The past few years school, work and travel have taken priority over the band. But since unforeseen circumstances have brought us to the same town unexpectedly, I believe it's time to pick up the microphone again. Thank God for the RPM Challenge for imposing a deadline and making sure I can quantify my way to a finished product once again.

Friday, February 01, 2008

Put the Needle On It

MONTRÉAL – Over the past two and a half months, I have travelled from Lativa to Mongolia, all while never leaving the American Northeast. I nostalgia blogged, describing adventures not as they happened, but with a fair bit of distance from them. While I enjoyed it, I think it's time for a change.

I write this on a Greyhound Bus crossing the Champlain Bridge on the St. Lawrence River, just about to descend into the city of Montréal. Normally I would be prepping an entry about the inquisitive customs agent who nearly caught me in a lie or Québec's strange obsession with the comma, but not today. I figure this change of venue is as good a time as any to unveil my new project: the RPM Challenge.

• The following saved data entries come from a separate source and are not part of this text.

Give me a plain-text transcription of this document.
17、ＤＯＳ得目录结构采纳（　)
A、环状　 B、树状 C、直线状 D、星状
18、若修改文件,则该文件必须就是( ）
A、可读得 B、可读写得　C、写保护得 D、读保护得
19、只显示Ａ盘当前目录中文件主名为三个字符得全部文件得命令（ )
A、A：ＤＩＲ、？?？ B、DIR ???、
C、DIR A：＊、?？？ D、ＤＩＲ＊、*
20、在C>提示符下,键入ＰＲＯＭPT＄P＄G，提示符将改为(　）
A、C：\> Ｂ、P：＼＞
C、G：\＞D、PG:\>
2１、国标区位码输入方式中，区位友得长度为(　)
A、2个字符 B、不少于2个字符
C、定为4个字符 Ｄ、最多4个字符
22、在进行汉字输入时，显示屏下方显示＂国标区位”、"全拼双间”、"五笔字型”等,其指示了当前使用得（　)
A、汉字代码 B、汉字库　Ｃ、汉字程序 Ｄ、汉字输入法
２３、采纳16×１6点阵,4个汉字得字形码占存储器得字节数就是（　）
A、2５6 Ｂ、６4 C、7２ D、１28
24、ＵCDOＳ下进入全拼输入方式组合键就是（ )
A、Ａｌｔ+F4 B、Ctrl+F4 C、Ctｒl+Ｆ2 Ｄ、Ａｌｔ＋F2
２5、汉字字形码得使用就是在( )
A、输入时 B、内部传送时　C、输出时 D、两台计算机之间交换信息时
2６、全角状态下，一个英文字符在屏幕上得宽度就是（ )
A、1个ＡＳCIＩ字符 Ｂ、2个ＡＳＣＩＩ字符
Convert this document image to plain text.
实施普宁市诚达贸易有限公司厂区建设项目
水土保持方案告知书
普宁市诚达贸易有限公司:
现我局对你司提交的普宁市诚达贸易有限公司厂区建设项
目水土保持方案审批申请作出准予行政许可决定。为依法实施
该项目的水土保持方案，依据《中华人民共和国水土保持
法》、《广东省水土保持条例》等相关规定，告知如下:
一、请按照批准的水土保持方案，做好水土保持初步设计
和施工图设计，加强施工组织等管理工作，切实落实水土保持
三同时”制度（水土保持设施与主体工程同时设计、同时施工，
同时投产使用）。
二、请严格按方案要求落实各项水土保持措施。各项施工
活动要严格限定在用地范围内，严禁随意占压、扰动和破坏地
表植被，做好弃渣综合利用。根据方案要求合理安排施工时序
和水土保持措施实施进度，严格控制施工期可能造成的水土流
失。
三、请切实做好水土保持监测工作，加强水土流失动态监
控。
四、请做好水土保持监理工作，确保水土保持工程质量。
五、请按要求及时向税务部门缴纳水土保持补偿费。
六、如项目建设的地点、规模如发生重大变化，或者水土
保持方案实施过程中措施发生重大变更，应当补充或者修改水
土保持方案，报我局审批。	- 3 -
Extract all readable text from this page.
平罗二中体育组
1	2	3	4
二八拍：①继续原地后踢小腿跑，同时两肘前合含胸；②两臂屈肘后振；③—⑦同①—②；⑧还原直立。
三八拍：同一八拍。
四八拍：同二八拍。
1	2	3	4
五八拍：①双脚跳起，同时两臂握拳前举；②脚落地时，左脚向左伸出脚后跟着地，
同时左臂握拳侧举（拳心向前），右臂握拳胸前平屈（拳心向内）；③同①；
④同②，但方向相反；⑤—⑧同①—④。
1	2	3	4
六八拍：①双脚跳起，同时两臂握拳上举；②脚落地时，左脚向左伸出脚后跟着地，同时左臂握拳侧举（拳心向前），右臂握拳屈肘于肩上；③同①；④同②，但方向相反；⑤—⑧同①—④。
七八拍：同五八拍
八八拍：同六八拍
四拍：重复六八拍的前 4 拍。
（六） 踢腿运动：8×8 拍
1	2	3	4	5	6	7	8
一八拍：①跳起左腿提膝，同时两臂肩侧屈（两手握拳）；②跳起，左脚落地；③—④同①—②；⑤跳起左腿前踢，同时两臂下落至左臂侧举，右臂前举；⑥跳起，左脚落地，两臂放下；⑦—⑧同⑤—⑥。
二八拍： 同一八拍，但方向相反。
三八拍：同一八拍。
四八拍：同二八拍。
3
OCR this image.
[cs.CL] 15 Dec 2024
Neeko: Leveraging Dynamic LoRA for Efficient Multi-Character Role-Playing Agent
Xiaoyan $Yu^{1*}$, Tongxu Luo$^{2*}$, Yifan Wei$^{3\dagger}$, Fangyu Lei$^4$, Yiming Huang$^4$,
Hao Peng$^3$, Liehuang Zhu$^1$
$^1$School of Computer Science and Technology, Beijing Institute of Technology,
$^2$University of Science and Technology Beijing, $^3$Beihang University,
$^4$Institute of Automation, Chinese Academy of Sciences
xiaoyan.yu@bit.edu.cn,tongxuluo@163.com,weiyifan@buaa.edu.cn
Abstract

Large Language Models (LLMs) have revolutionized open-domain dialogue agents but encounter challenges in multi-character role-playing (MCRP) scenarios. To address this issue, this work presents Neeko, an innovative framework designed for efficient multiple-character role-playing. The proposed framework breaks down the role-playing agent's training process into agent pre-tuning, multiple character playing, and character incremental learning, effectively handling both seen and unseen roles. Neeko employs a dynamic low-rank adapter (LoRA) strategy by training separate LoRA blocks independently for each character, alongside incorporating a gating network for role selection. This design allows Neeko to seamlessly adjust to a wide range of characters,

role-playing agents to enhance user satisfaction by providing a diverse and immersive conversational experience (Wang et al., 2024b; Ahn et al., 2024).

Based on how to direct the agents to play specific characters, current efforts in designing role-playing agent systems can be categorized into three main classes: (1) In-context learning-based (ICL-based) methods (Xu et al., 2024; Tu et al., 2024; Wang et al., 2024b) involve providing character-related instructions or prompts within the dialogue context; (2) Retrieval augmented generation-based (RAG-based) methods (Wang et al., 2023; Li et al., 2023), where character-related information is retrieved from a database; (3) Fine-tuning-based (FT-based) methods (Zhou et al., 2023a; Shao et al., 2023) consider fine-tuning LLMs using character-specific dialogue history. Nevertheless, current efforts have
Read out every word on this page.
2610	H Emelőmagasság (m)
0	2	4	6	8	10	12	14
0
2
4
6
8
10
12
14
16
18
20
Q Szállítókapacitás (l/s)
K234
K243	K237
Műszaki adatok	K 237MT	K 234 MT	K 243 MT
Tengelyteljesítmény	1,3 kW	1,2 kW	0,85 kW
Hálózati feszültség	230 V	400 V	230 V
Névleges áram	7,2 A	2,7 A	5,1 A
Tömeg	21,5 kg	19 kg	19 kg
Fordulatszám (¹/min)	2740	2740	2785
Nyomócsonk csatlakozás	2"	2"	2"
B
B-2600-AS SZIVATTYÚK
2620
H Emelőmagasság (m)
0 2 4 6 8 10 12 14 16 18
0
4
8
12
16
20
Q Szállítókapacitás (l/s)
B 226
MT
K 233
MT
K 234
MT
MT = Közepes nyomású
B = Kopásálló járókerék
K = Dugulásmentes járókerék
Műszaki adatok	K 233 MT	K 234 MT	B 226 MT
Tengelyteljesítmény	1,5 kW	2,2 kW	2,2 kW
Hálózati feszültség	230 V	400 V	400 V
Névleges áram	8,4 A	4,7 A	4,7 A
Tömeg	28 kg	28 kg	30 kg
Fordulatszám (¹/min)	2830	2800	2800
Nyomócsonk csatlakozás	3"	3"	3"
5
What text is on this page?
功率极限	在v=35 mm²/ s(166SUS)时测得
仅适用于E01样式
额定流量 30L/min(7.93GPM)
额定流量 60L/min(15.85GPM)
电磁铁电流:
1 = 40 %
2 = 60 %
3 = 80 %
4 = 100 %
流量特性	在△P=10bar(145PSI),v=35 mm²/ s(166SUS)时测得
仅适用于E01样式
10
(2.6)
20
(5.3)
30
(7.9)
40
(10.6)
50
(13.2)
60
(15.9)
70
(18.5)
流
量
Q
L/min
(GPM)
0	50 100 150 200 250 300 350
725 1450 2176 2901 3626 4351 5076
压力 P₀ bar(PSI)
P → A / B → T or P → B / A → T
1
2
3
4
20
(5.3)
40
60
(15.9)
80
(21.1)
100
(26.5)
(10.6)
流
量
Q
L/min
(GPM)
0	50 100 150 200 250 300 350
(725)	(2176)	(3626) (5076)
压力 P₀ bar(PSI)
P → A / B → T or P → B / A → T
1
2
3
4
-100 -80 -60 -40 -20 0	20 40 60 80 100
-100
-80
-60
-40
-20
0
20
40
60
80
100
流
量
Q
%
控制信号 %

The RPM Challenge is a challenge to all musicians to record an album in the month of February. The project, which is based on the honor system, encourages procrastinating artists to get off their behinds and make something under deadline. Ever since I've returned to the States, my friend Hairth has been talking about the challenge as a way to revive our moribund musical output, and join the 800 or so other groups that hopefully will produce a record by March 1.

I'll be posting some introductory thoughts on our band and making an album in my next post, but here I want to let my reading public (both of you) know that I'm going to blogging about the experience here at Mostly Red for the next month. Succeed or fail, I hope to at least produce some memorable prose along with the music.

I will be cross-posting these entries on our band's RPM Challenge Blog, which can be found at http://www.rpmchallenge.com. Harith will also be sharing his thoughts, frustrations and epiphanies during the album making process, so I suggest clicking over there for an alternative perspective.

I hope you enjoy this formatting change – I personally am looking forward to doing something different – but if you don't, fear not: There are still more Mongolian stories, which should continue in March.